The vegetable farm that Humberto Castaneda Jr.'s family operates east of Forestville employs about 50 workers who pick peppers, squash, tomatillos and tomatoes by hand.

In Castaneda's view, giving these workers the same overtime benefits as those in other industries is a "bad idea."

"Not a lot of farmers can pay overtime. Crops are going to go bad," Castaneda said.

But others say California farmworkers should be paid overtime like everyone else as a matter of fairness and equality.

"It's about ending discrimination," said Maria Machuca, a spokeswoman for the United Farm Workers union.

The union requested that Assemblyman Michael Allen, D-Santa Rosa, sponsor legislation that would change the overtime policies for thousands of California farmworkers.

Under Allen's bill, farmworkers would be paid time-and-a-half after they have worked eight hours in a day or 40 hours in a week. Currently, these workers get overtime after 10 hours a day or 60 hours a week.

The measure, which is similar to a 2010 bill vetoed by Gov. Arnold Schwarzenegger, was approved Monday by the state Senate and is headed to an Assembly labor committee. Political observers expect the bill soon will land on Gov. Jerry Brown's desk.

When he was governor in 1976, Brown signed legislation that established the current overtime rules for California farmworkers. Allen said he doesn't know whether Brown supports changing those rules again.
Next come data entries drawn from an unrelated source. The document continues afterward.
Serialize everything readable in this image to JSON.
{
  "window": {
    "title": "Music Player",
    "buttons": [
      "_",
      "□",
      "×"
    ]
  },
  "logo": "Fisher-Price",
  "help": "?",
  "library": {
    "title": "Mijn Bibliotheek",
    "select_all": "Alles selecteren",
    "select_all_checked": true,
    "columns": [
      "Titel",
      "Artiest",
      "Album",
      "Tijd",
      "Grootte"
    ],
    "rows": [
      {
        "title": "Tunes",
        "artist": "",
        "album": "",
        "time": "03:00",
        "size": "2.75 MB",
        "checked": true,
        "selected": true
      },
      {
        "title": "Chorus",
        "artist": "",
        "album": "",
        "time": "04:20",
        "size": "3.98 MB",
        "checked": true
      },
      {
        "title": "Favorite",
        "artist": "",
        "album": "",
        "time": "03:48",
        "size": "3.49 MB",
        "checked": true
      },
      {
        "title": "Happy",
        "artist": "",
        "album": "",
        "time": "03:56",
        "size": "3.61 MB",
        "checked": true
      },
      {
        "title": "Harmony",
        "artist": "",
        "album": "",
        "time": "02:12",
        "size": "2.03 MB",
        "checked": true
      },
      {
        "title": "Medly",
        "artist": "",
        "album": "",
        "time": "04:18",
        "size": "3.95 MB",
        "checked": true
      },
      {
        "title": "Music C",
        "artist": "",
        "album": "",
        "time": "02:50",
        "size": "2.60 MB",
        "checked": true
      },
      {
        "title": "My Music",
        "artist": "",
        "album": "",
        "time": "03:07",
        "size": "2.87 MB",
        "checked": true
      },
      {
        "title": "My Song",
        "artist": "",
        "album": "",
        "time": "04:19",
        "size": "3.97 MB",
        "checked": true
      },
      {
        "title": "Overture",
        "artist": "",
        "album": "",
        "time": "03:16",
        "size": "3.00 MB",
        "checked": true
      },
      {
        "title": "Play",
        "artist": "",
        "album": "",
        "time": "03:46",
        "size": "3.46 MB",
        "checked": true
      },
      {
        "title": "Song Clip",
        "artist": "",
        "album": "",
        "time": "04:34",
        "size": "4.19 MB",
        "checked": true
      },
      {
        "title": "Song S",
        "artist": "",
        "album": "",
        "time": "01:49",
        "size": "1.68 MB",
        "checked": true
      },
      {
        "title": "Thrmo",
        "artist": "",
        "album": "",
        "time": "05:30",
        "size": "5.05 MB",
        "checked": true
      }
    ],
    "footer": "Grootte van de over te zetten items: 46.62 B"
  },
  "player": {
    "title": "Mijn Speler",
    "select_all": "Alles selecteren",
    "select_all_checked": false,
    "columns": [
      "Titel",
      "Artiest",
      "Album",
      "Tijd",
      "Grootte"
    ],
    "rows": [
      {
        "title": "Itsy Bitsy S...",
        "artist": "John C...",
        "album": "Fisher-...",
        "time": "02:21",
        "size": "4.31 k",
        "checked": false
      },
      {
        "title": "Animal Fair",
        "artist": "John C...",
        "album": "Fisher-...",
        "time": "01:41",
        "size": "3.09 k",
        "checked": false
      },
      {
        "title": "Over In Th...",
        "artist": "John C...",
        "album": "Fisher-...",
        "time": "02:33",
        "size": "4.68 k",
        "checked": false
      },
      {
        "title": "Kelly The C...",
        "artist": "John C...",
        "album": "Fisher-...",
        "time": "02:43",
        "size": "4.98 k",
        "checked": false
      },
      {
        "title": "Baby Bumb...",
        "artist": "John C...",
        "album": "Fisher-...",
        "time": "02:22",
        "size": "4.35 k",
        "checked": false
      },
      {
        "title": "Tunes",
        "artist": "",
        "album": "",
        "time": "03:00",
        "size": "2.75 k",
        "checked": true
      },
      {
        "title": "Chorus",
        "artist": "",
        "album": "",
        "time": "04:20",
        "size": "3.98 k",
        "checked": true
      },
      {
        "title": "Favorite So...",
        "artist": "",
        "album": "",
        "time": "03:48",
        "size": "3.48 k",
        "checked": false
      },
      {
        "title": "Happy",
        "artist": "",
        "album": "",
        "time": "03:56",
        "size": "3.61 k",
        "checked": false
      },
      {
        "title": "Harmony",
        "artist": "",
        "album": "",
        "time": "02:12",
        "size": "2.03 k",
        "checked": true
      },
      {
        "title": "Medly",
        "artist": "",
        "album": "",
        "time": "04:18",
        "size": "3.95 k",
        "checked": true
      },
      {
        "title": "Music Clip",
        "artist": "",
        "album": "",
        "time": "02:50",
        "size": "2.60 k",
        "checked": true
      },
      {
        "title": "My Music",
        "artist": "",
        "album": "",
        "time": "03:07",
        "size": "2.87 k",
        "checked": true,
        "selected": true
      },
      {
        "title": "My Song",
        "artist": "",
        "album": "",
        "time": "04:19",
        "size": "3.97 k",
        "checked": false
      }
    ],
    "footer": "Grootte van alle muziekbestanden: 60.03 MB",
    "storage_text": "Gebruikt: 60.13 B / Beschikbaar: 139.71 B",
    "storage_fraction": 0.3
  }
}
"I can't give you a bead on it," Allen said Tuesday.

According to Allen's staff, President Franklin D. Roosevelt in 1938 excluded the nation's farmworkers from the federal Fair Labor Standards Act to gain the votes needed in Congress to pass the landmark job protections. At the time, most of the nation's farmworkers were black.

Allen said California farmworkers labor hard for low pay. A factsheet put out by his office said Assembly Bill 1313 would "correct a grievous wrong that can no longer be tolerated in a state that, time and time again, has set the standard for improving conditions on the job for working people."

"Every other classification of worker in this country, other than domestic workers, has enjoyed overtime for the last 75 years," Allen said.

The agricultural industry opposes Allen's bill on grounds that growers need flexibility with scheduling and the ability to have employees work longer hours at certain times because of changing weather patterns and the seasonality of the growing season.

"Agriculture is a completely different animal," said Duff Bevill, founder of Bevill Vineyard Management near Healdsburg. "You'll have days where it's raining and you don't work, or if it's harvest, where you work six weeks straight. You have ebbs and flows."

He predicted that if Allen's bill is signed into law, growers will simply cut workers' hours.

"They'll just simply make less money," Bevill said. "That's the reality of what's going to happen."

Allen said those were the same arguments opponents used when Brown agreed to the overtime rules in 1976.

He said his bill includes a provision whereby farmworkers -- unionized or not -- could vote to work 10-hour shifts without being paid overtime. They still would be paid overtime after working 40 hours a week, however.

"The only testimony that we are hearing that this is not in the best interests of the workers is from the growers. And frankly, they don't know what's best for workers," Allen said.